My vagueness on the story and the movie helped me to enjoy being shaken out of my plush environment. I'll admit this isn't the type of book that I would immediately pick up, and I wasn't sure about it when I began reading, but within a few pages I became charmed at how Herlihy has written what is the ultimate tome of isolation, focusing chillingly on the irony of being surrounded by people and still feeling as insignificant as possible as he takes us through every cracked sidewalk step into a man's reluctant and brutal coming-of-age.
Sep 24, 2014
Okay. I like "Oscar Bait" movies. The lush cinematography. The sweeping musical scores. The poetic linguistics. The epic drawn-out bio-pics with all the sloppy tears and substance abuse slurred words. For a character study nerd who likes to read over-analyzed, Easter egg hunting posts about The Shining and Rosemary's Baby on IMDb as a pastime, I love getting immersed in the world building of movies that are all about catching the attention of the gilded gold man. I even hang onto the flimsy (but valid) dream that one day one of my (always in draft mode) novels will be turned into an Oscar bait-y film *fingers crossed*
I came across a list the other day that highlighted all the upcoming 'Oscar bait' flicks, and a few caught my attention.
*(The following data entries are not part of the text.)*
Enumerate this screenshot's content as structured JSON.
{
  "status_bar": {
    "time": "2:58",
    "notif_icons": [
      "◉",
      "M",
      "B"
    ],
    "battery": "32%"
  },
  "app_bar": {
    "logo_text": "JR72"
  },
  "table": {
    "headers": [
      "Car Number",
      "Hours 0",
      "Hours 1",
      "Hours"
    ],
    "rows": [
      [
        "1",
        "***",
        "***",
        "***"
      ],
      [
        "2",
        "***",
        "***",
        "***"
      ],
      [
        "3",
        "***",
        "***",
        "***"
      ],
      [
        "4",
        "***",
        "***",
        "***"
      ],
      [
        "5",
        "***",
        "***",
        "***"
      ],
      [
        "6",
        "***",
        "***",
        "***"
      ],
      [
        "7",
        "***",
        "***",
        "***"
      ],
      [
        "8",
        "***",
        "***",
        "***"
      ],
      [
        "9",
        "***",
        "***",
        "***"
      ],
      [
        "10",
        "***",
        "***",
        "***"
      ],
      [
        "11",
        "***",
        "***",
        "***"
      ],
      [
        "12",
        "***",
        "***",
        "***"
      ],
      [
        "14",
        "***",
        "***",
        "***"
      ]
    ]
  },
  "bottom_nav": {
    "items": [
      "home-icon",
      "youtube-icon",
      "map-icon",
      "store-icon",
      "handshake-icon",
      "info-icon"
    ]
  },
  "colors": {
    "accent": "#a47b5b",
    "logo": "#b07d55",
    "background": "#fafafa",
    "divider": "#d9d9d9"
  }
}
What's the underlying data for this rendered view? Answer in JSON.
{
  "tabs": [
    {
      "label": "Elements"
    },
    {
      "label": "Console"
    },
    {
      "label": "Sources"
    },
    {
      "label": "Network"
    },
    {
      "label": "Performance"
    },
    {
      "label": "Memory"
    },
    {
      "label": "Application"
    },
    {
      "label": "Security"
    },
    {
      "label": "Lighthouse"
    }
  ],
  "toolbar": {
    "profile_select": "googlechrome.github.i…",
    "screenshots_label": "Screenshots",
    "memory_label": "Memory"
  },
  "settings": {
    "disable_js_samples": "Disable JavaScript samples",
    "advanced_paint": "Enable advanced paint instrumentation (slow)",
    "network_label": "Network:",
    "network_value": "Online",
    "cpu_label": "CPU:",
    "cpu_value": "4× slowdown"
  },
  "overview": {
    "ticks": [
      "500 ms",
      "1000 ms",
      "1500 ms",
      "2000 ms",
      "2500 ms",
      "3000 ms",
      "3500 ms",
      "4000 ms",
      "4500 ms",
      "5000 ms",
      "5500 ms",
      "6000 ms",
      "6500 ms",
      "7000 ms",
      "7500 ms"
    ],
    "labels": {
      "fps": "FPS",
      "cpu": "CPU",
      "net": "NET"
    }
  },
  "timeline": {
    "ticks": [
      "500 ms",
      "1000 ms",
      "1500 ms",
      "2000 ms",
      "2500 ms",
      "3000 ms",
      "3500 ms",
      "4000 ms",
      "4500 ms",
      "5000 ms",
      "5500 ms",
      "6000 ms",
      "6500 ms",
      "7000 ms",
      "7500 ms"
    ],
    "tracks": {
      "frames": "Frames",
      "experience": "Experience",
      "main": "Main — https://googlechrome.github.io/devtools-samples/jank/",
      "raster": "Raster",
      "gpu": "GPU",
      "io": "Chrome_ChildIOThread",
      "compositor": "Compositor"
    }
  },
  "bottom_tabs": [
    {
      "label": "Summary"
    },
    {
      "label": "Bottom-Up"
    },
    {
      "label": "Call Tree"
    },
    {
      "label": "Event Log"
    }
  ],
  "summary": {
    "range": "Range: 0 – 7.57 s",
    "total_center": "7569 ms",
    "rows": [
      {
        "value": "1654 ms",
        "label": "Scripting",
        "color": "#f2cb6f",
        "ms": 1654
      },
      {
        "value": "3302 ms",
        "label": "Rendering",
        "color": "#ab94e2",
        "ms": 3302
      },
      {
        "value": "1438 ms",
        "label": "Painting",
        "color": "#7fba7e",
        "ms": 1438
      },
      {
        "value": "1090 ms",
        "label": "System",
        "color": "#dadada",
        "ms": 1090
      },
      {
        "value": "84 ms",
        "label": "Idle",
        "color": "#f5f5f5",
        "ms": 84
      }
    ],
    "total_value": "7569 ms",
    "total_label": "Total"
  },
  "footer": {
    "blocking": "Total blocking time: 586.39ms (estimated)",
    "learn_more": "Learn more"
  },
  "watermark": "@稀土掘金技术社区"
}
I was interested in the synopsis for the Tim Burton-directed, Big Eyes, and after viewing the trailer I'm sold on it and am excited that Burton is diverting away from the fanciful macabre he's known for, and doing some magic realism swirled real-life storytelling.
Big Eyes recounts the story of artist, Margaret Keane, who created the "big eyes" paintings that became popular in the 1950s and 1960s. Yet, nobody capitalized greater off of them than Margaret's own husband, who being the savvy businessman he was, monopolized on her talent and took credit for her paintings. The film stars Amy Adams as Margaret, and Christoph Waltz, as the conniving husband, Walter, and I'm already sold by cast alone (Krysten Ritter is even in it!). Plus this is a Tim Burton movie without the talents of Johnny Depp and Helena Botham-Carter for a fresh casting change --- unless Bonham-Carter is playing the paintings because she so could.